Guidi, who guided the company for more than 40 years, simultaneously resigned from the Oakland Ballet Academy, which he opened in 1968.
Guidi announced his decision shortly before the April 5 board meeting of the Ronn Guidi Foundation for the Performing Arts, said board President Richard Cowan.
Guidi did not comment on why he stepped down, a decision he made once before, in 1998. He returned in 2007 to rescue the ballet. This time, Guidi, who is in his 70s, has been complaining of minor health problems for several months.
Students of the Oakland Ballet Academy were released for an unscheduled spring break beginning April 9. Their tuition is being reduced for April, but the doors may not be open until after the break ends April 27.
The board will meet in May to decide how to go forward, Cowan said.

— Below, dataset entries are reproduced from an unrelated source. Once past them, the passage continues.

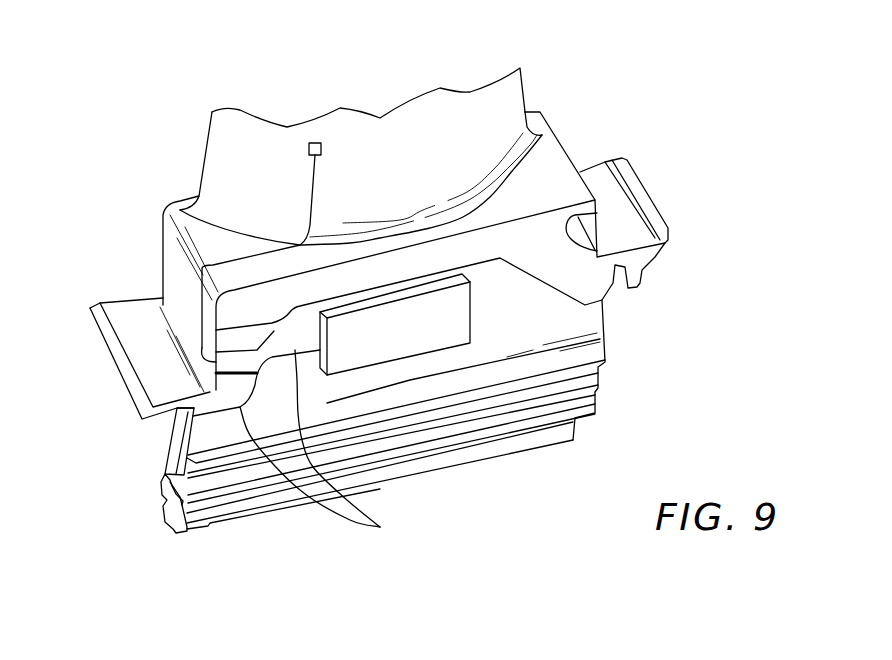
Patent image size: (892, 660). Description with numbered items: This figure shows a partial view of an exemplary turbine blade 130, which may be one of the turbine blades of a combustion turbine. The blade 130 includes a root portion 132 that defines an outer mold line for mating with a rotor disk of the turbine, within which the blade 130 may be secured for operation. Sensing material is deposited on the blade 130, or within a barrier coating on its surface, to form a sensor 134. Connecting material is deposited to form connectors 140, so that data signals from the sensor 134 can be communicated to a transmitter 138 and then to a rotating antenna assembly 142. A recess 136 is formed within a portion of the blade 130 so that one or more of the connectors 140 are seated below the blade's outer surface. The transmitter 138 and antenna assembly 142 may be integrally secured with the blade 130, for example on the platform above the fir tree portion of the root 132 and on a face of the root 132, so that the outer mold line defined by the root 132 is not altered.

The blade 130 is at (394, 148).
The root portion 132 is at (487, 465).
The sensor 134 is at (309, 149).
The recess 136 is at (212, 351).
The transmitter 138 is at (427, 346).
The connectors 140 is at (376, 527).
The rotating antenna assembly 142 is at (170, 428).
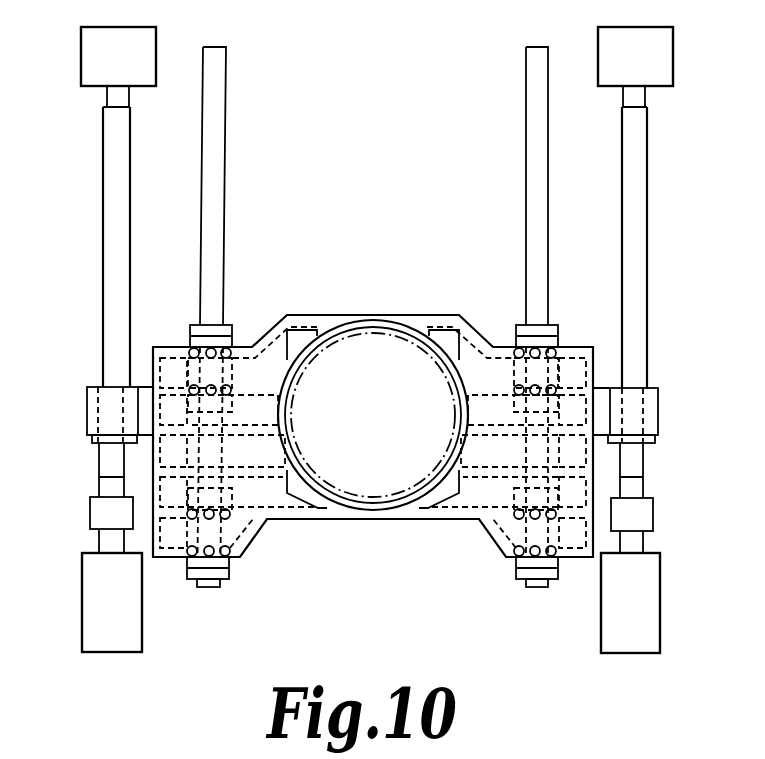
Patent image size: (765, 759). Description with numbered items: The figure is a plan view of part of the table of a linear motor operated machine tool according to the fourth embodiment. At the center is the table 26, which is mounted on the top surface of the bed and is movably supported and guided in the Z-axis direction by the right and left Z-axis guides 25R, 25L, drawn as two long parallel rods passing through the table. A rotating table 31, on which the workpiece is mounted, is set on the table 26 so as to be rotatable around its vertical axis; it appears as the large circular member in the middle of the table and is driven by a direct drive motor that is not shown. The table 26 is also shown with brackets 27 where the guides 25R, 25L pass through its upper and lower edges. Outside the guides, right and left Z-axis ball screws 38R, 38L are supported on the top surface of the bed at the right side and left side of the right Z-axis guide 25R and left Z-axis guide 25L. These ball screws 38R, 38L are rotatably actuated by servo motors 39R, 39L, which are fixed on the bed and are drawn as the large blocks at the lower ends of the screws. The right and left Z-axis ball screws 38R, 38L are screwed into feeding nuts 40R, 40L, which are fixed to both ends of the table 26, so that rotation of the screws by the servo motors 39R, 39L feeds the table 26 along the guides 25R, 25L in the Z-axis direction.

The left Z-axis guide 25L is at (222, 147).
The right Z-axis guide 25R is at (530, 147).
The table 26 is at (280, 497).
The rod bracket 27 is at (233, 333).
The rotating table 31 is at (373, 477).
The left Z-axis ball screw 38L is at (116, 190).
The right Z-axis ball screw 38R is at (638, 192).
The left servo motor 39L is at (87, 597).
The right servo motor 39R is at (655, 597).
The left feeding nut 40L is at (92, 443).
The right feeding nut 40R is at (655, 438).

That will mean figuring out how to keep the ballet company intact, as well as finding a new artistic director, he added. "We want to continue his legacy."
That legacy stretches back to the 1960s.
Guidi was a young choreographer and dancer enamored of the Ballets Russes when he forged two institutions out of sheer determination. He founded the Oakland Ballet Company in 1965 and set about restoring some of the masterpieces that came out of the Ballets Russes company.
Those performances helped gain international recognition for the Oakland Ballet and Guidi, who had plans to stage several of the pieces in the spring.
Guidi created the Oakland Ballet Academy to train dancers. Students performed with the Oakland Ballet Company as well as with the Joffrey Ballet, American Ballet Theatre, New York City Ballet, Dance Theatre of Harlem, San Francisco Ballet and Ballet West.
Guidi stepped down as the Oakland Ballet's artistic director in 1998. His return in 2007 resuscitated the company, which had closed in 2006 under the direction of an outside director. Once again under Guidi's hand, the Oakland Ballet quickly turned around and attracted critical praise, ticket sales and donations.
"We are concentrating on the future," Cowan said.